ABSTRACT

Architecture is the science of building raised to a fine art. Like any work of art, it can also be considered ‘textual’ for broader cultural exegesis. Mikhail Bakhtin says a text is ‘any coherent complex of signs’ (Bakhtin 1986:103), a definition which encompasses everything from literature to visual and aural works of art, as well as everyday action and communication. Given this pantextual idea, we can approach architecture as a commonplace of contemporary discourse embracing a wide semiotic range and exhibiting the entire spectrum of artistic practices, cultural manifestations and political implications. By engaging with architecture as text in a kind of ‘threshold encounter’ with the vogue of the ‘postmodern’, this paper attempts to examine the new Bank of China Buildings in Hong Kong and Macau. 1 These two buildings are not merely skyscrapers using high technology and the rhetoric of postmodern design, they also exhibit cultural connotations and political overtones and are expressions of a vicarious ideology of resurgent power in the two colonies. The questions to raise are: what features are considered ‘postmodern’ in these two buildings? Are there any problems in the creation and interpretation of architectural metaphors between the architect’s intention and the general public’s reaction?
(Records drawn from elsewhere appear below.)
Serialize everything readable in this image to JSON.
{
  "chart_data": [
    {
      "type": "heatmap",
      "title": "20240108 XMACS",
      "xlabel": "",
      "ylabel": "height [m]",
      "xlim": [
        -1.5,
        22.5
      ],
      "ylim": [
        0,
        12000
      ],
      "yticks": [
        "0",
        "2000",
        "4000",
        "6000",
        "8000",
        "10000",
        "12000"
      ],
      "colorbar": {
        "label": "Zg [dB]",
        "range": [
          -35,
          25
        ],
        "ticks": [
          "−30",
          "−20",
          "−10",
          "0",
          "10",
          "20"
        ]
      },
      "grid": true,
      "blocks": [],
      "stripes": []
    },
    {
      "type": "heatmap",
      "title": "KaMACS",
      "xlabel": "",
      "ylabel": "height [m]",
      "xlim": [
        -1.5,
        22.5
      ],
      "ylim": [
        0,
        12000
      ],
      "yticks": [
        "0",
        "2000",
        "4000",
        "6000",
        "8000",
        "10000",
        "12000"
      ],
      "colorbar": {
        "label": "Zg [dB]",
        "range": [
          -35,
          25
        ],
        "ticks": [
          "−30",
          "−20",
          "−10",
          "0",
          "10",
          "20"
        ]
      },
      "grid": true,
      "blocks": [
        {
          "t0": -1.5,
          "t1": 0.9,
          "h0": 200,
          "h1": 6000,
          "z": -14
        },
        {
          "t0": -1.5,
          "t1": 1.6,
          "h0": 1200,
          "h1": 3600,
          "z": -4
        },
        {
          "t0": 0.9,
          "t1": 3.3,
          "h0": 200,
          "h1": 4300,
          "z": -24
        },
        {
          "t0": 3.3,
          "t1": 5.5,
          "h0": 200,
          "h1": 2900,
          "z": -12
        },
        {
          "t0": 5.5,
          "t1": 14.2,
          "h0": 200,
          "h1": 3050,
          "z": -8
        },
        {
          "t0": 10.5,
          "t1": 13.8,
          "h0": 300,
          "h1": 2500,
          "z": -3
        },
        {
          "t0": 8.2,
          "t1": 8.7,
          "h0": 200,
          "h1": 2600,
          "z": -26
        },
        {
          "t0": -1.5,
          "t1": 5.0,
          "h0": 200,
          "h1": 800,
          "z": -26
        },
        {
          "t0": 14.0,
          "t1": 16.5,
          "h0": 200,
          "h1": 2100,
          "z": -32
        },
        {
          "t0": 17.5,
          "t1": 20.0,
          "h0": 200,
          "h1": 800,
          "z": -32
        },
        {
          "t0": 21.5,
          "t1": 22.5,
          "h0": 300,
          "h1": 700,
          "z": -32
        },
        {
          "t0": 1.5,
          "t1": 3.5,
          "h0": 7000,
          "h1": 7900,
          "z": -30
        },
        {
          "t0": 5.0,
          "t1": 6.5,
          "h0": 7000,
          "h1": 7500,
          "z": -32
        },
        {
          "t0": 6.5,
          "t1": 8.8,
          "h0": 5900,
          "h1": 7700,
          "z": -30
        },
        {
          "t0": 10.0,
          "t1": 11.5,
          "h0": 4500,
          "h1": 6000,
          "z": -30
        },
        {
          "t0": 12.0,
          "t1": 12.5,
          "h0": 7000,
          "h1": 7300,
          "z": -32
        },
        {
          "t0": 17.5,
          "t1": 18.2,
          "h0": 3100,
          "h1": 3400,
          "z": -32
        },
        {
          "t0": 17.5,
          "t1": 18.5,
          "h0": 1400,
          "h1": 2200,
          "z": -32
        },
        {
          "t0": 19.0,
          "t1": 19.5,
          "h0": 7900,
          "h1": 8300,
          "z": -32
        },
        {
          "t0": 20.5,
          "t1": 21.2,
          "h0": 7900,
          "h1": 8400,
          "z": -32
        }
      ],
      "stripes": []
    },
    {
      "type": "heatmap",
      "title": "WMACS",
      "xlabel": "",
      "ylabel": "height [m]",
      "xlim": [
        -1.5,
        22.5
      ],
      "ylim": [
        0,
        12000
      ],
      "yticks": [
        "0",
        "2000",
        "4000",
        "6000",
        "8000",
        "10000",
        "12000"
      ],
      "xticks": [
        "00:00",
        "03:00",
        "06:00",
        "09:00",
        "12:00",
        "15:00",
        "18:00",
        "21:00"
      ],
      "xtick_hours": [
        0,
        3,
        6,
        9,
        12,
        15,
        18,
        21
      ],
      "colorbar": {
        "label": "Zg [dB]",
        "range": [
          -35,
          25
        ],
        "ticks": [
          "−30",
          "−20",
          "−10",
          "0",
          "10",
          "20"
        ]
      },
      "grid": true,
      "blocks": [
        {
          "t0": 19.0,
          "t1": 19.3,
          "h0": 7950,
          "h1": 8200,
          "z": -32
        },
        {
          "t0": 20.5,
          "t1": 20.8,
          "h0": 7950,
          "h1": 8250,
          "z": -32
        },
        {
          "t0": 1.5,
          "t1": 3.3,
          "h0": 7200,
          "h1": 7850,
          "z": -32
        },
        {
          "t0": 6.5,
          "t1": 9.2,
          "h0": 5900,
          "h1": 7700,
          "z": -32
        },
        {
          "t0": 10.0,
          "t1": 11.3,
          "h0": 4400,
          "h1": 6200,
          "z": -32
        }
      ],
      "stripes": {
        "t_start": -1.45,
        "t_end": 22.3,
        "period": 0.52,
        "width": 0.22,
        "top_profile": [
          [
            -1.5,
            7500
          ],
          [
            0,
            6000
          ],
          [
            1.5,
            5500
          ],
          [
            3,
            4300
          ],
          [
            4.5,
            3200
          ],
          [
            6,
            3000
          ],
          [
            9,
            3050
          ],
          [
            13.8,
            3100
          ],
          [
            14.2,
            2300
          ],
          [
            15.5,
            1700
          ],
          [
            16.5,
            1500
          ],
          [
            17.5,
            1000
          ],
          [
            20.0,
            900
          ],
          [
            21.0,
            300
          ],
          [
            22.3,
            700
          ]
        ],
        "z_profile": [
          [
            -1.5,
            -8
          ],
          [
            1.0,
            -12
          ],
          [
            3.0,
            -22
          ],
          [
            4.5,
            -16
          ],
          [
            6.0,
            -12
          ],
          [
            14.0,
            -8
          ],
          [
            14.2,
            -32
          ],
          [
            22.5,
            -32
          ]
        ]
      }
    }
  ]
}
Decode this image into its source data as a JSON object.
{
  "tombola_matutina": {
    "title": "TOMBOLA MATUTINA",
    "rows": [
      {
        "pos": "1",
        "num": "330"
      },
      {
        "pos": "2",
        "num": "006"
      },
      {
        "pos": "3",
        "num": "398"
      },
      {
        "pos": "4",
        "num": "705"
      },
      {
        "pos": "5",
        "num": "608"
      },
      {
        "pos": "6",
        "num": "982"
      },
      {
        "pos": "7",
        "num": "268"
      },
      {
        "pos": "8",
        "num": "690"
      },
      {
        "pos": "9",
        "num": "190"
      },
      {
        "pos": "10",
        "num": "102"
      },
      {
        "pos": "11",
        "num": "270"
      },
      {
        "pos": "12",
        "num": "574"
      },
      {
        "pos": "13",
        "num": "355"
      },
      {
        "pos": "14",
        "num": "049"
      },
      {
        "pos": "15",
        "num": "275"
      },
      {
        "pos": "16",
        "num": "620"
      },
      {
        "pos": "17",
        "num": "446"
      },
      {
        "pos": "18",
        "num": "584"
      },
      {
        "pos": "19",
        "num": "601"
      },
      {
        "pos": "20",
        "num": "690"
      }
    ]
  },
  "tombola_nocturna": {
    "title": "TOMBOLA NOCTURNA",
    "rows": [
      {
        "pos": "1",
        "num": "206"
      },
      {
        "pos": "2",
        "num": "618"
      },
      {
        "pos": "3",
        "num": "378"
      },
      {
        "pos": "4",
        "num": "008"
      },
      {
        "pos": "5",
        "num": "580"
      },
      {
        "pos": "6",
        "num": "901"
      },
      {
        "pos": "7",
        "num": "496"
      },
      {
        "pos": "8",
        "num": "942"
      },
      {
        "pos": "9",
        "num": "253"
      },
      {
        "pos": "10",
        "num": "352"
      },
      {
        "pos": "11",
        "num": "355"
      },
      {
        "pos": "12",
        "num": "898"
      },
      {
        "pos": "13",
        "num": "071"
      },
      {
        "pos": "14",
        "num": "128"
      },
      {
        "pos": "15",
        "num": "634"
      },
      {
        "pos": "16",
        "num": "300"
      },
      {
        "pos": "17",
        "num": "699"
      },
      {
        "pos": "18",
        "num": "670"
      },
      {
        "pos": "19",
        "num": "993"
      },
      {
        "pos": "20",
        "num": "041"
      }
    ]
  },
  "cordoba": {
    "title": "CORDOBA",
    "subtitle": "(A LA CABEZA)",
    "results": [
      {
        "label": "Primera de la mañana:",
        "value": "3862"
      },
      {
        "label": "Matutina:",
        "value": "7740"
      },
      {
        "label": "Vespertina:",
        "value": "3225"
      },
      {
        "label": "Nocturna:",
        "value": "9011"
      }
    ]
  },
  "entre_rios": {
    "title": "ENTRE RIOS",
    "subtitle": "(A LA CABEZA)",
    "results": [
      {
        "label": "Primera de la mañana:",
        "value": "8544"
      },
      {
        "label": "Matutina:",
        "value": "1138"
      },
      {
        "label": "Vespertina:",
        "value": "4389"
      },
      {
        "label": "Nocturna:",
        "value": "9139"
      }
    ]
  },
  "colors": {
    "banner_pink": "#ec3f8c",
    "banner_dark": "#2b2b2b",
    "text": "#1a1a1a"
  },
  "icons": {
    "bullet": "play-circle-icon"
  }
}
How is political power ‘textualized’ in architecture and how do these two Bank buildings represent the political power of the Chinese government well in advance of the destined decolonization of Hong Kong and Macau? Through a ‘reading’ of these two Bank buildings, it is hoped to provide some insights into the relationship between culture and politics, predicated on architecture, in the crucial years leading up to the handover of British Hong Kong and Portuguese Macau to China on 1 July 1997 and 20 December 1999 respectively.